File Name Format Description Download Link
dashboard.svg SVG (Vector) Inkscape vector layout template for the go-kart dashboard. 📥 Download SVG
dashboard_layout.png PNG (Raster) High-resolution raster export of the dashboard design. 📥 Download PNG
go_kart_chassis.f3d F3D (Fusion 360) Parametric structural steel-tube chassis assembly file. 📥 Download F3D
dashboard_casing.f3d F3D (Fusion 360) Dashboard enclosure shell casing with mounting bosses. 📥 Download F3D

Have you answered these questions?

  • Modelled experimental objects/part of a possible final project in 2D and/or 3D software?
    Yes.
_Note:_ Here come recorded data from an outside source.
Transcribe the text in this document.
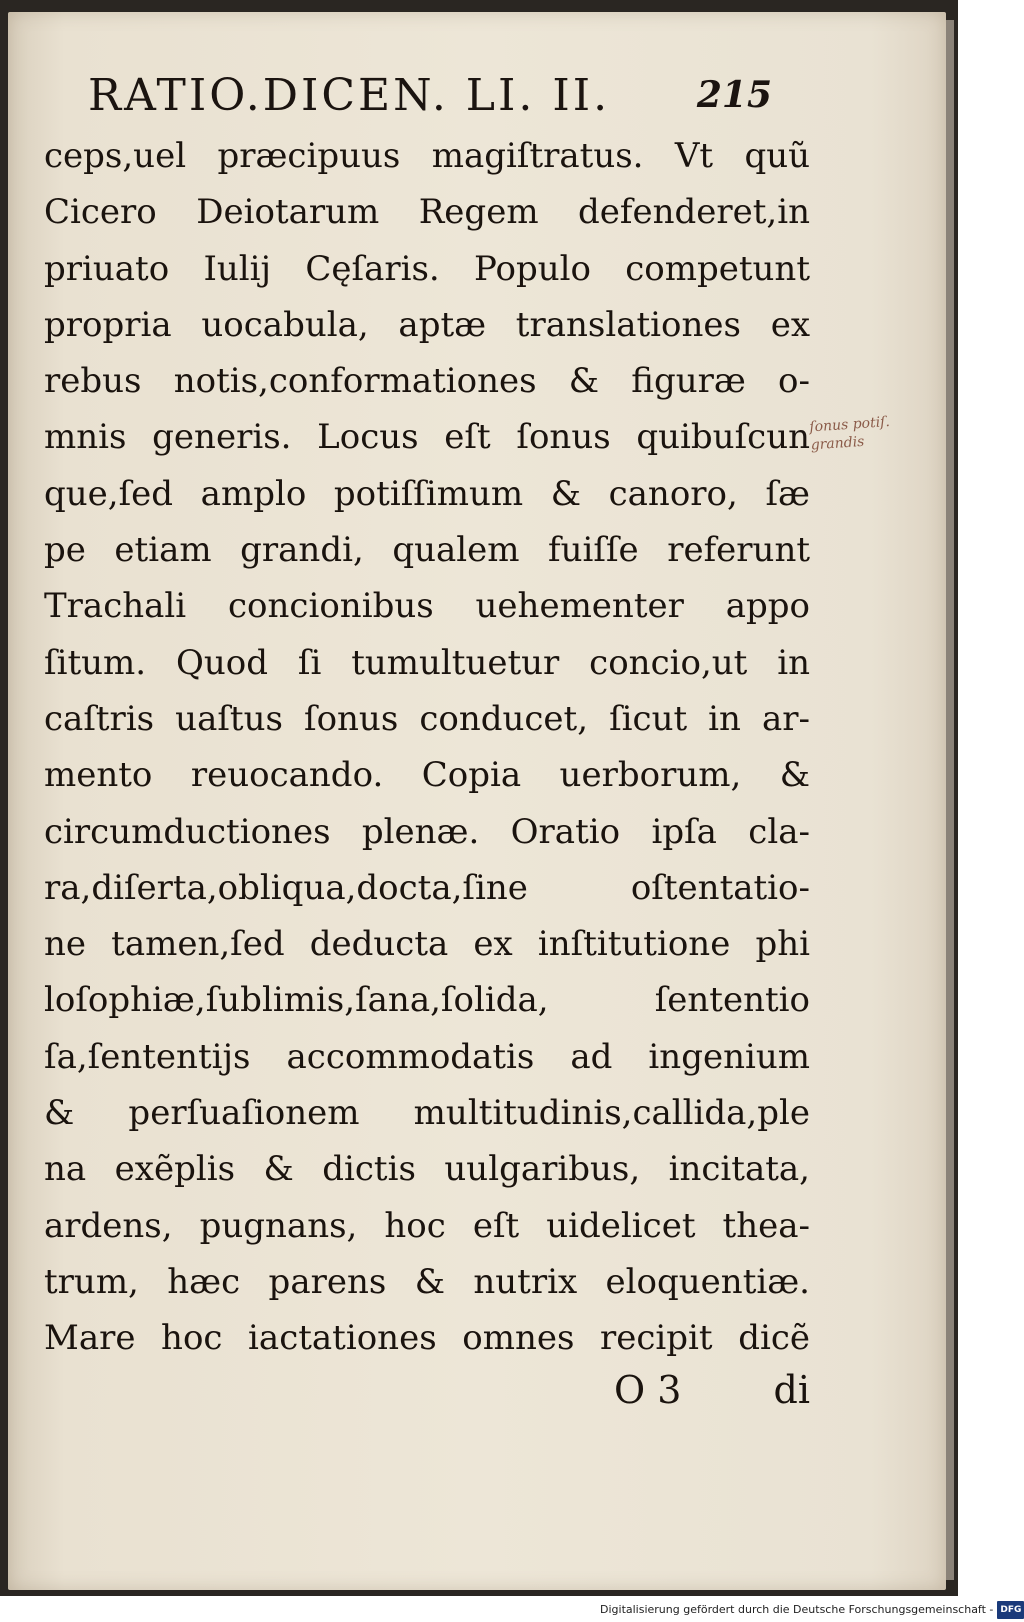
RATIO.DICEN. LI. II. 215
ceps,uel præcipuus magiſtratus. Vt quũ
Cicero Deiotarum Regem defenderet,in
priuato Iulij Cęſaris. Populo competunt
propria uocabula, aptæ translationes ex
rebus notis,conformationes & figuræ o-
mnis generis. Locus eſt ſonus quibuſcun
que,ſed amplo potiſſimum & canoro, ſæ
pe etiam grandi, qualem fuiſſe referunt
Trachali concionibus uehementer appo
ſitum. Quod ſi tumultuetur concio,ut in
caſtris uaſtus ſonus conducet, ſicut in ar-
mento reuocando. Copia uerborum, &
circumductiones plenæ. Oratio ipſa cla-
ra,diſerta,obliqua,docta,ſine oſtentatio-
ne tamen,ſed deducta ex inſtitutione phi
loſophiæ,ſublimis,ſana,ſolida, ſententio
ſa,ſententijs accommodatis ad ingenium
& perſuaſionem multitudinis,callida,ple
na exẽplis & dictis uulgaribus, incitata,
ardens, pugnans, hoc eſt uidelicet thea-
trum, hæc parens & nutrix eloquentiæ.
Mare hoc iactationes omnes recipit dicẽ
ſonus potiſ. grandis
O 3 di
Digitalisierung gefördert durch die Deutsche Forschungsgemeinschaft - DFG
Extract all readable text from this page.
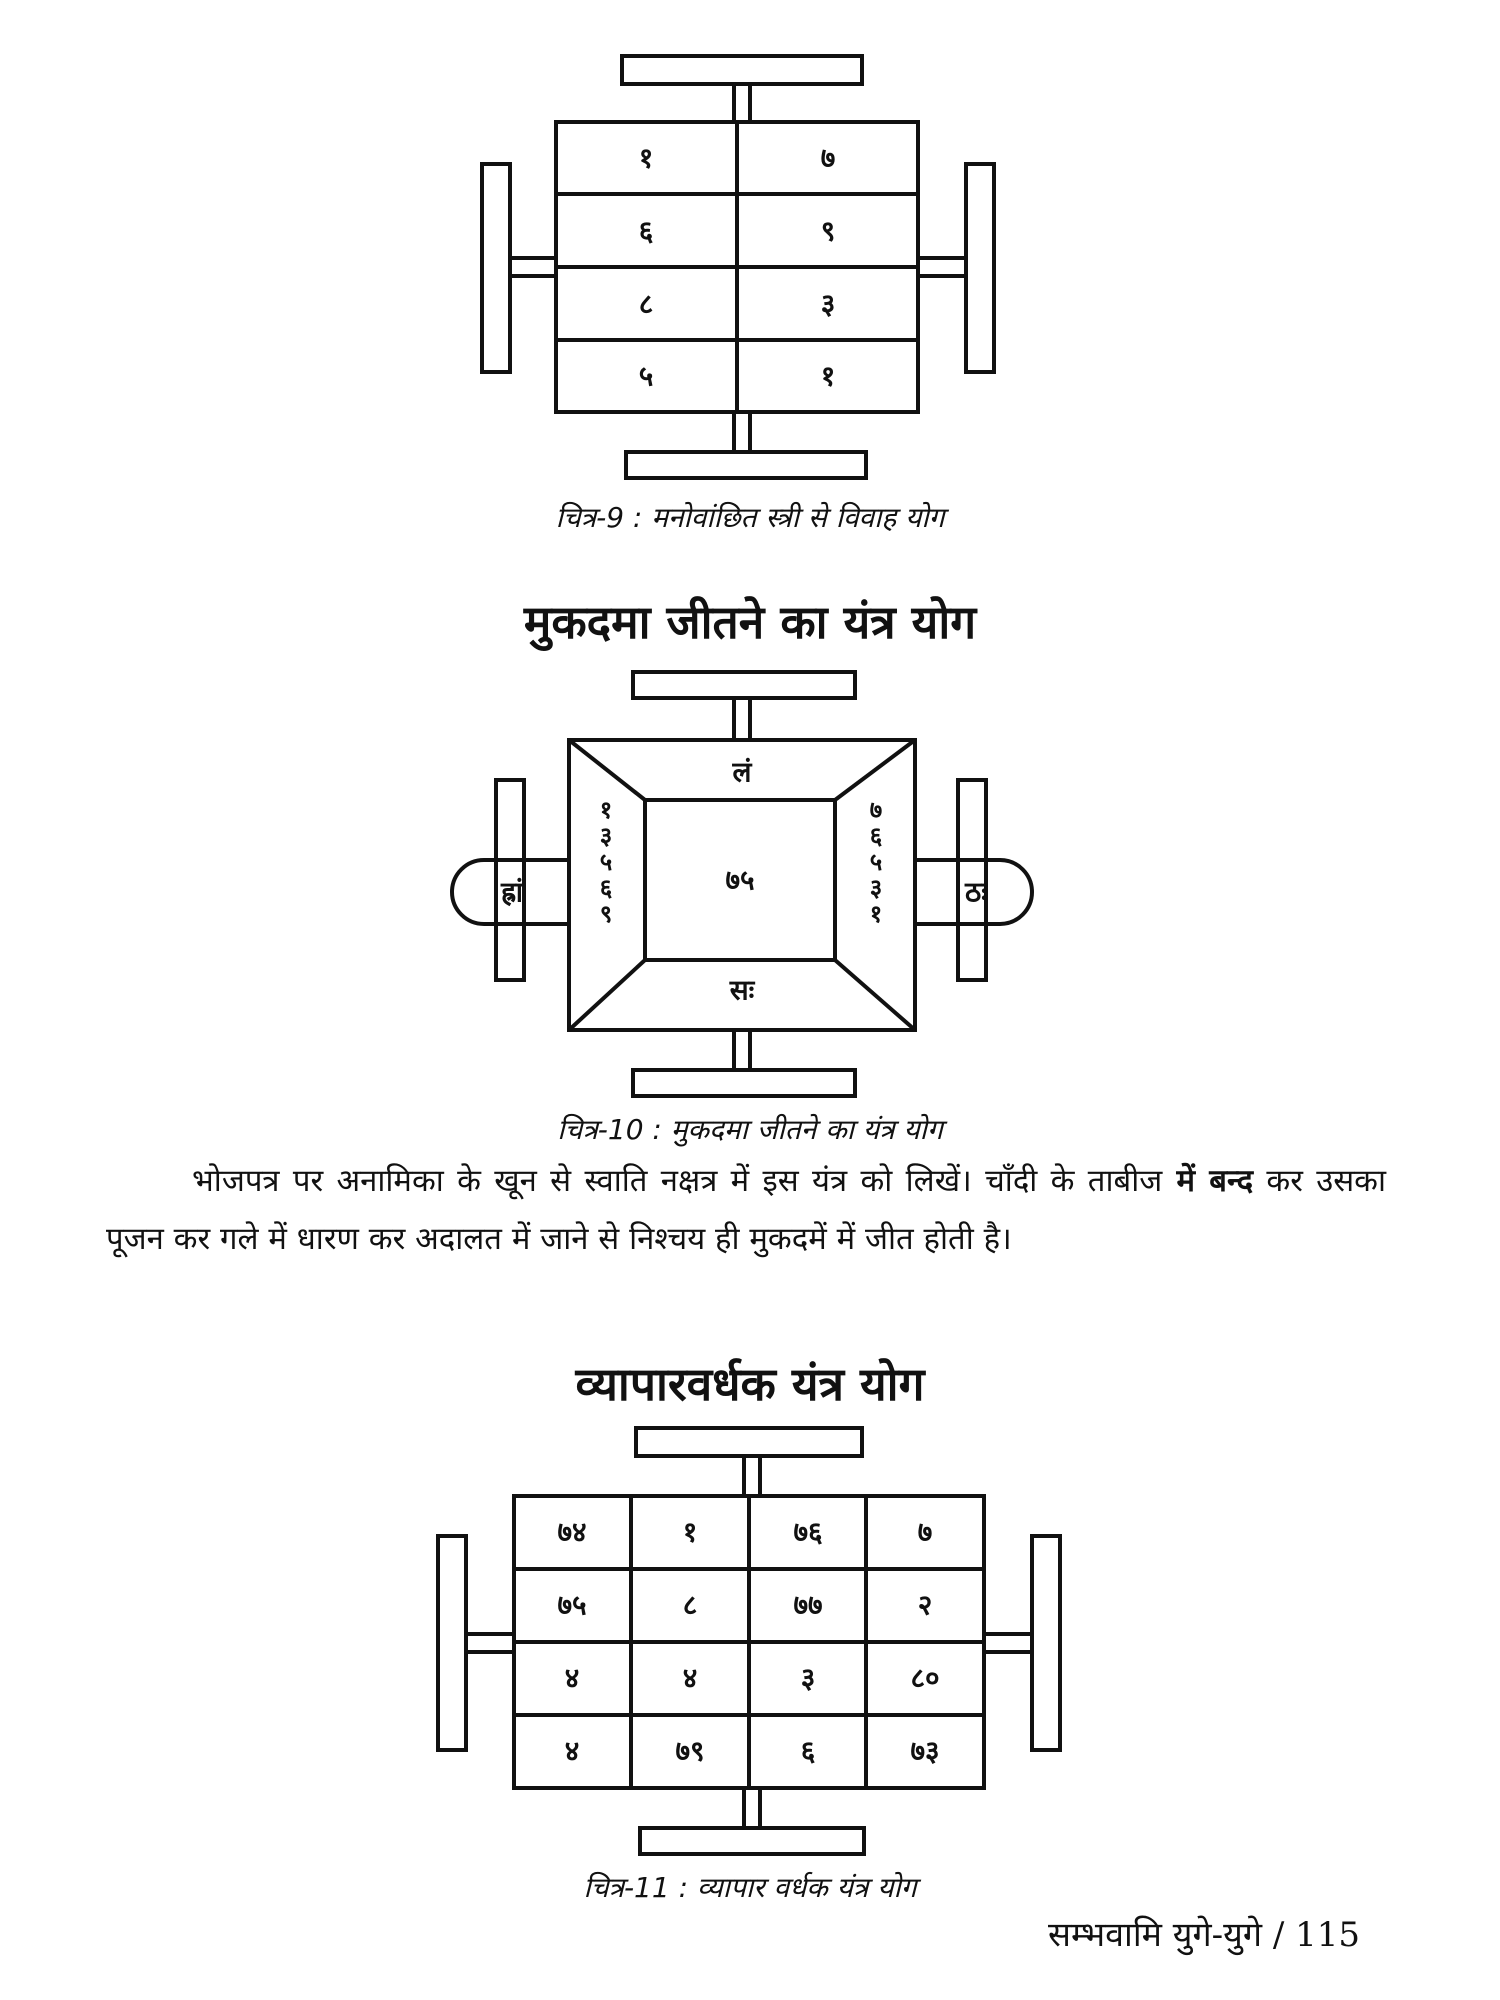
१	७
६	९
८	३
५	१
चित्र-9 : मनोवांछित स्त्री से विवाह योग
मुकदमा जीतने का यंत्र योग
लं
सः
ह्रां	ठः
७५
१
३
५
६
९
७
६
५
३
१
चित्र-10 : मुकदमा जीतने का यंत्र योग
भोजपत्र पर अनामिका के खून से स्वाति नक्षत्र में इस यंत्र को लिखें। चाँदी के ताबीज में बन्द कर उसका पूजन कर गले में धारण कर अदालत में जाने से निश्चय ही मुकदमें में जीत होती है।
व्यापारवर्धक यंत्र योग
७४	१	७६	७
७५	८	७७	२
४	४	३	८०
४	७९	६	७३
चित्र-11 : व्यापार वर्धक यंत्र योग
सम्भवामि युगे-युगे / 115
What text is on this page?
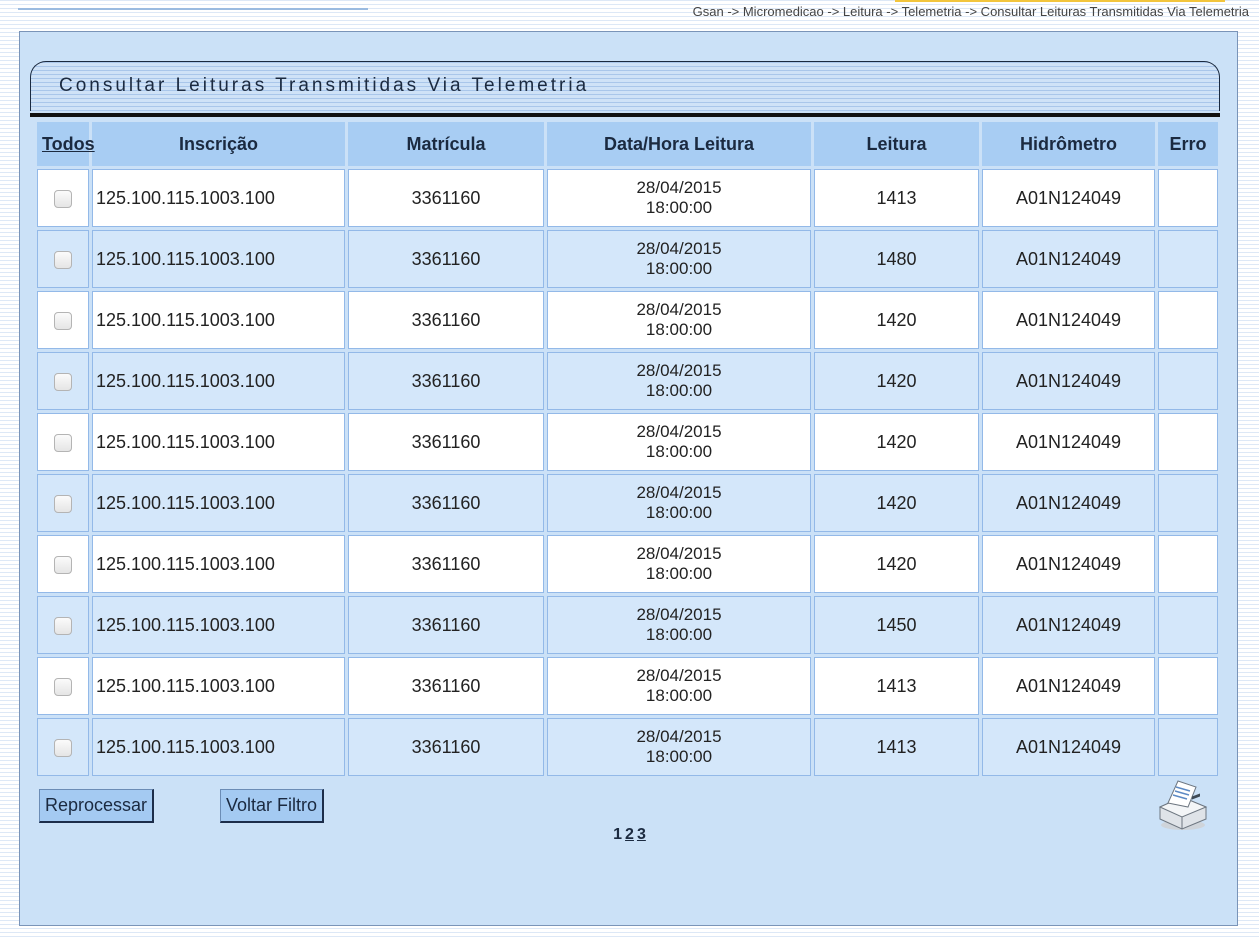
Gsan -> Micromedicao -> Leitura -> Telemetria -> Consultar Leituras Transmitidas Via Telemetria
Consultar Leituras Transmitidas Via Telemetria
Todos	Inscrição	Matrícula	Data/Hora Leitura	Leitura	Hidrômetro	Erro
	125.100.115.1003.100	3361160	28/04/2015
18:00:00	1413	A01N124049	
	125.100.115.1003.100	3361160	28/04/2015
18:00:00	1480	A01N124049	
	125.100.115.1003.100	3361160	28/04/2015
18:00:00	1420	A01N124049	
	125.100.115.1003.100	3361160	28/04/2015
18:00:00	1420	A01N124049	
	125.100.115.1003.100	3361160	28/04/2015
18:00:00	1420	A01N124049	
	125.100.115.1003.100	3361160	28/04/2015
18:00:00	1420	A01N124049	
	125.100.115.1003.100	3361160	28/04/2015
18:00:00	1420	A01N124049	
	125.100.115.1003.100	3361160	28/04/2015
18:00:00	1450	A01N124049	
	125.100.115.1003.100	3361160	28/04/2015
18:00:00	1413	A01N124049	
	125.100.115.1003.100	3361160	28/04/2015
18:00:00	1413	A01N124049	
1 2 3
Reprocessar	Voltar Filtro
I modeled the dashboard panel assembly in Inkscape (2D) and the main kart chassis structure in Fusion 360 (3D), as shown in the individual modeling sections.
  • Shown how you did it with words/images/screenshots?
    Yes. Step-by-step CAD captures, parametric variable configurations, and tool workflows are documented in the individual modeling sections.
  • Documented how you compressed your image and video files?
    Yes. I documented my compression rules (using a custom PIL/Pillow Python script for images and FFmpeg for video files) in the compression section.
  • Included your original design files?
    Yes. All original .svg and .f3d files are downloadable in the Original Design Files section.

Week 2 — Summary

This week allowed me to define my hardware setups and design pipelines for 2D and 3D modeling. Here is a summary of the outcomes:

CAD Tools Evaluated

Reviewed multiple vector (Inkscape, Illustrator) and parametric modeling (Fusion 360, FreeCAD) solutions for digital fabrication.

2D Layout Completed

Designed the Go-Kart digital dashboard graphics template in Inkscape with layered lines matching the physical display dimensions.

3D Models Created

Developed parametric designs for the Go-Kart chassis tubes and protective dashboard casing enclosure inside Autodesk Fusion 360.

Assets Optimized

Configured PIL image scripts to generate webp formats and documented command-line FFmpeg options to compress videos under the limits.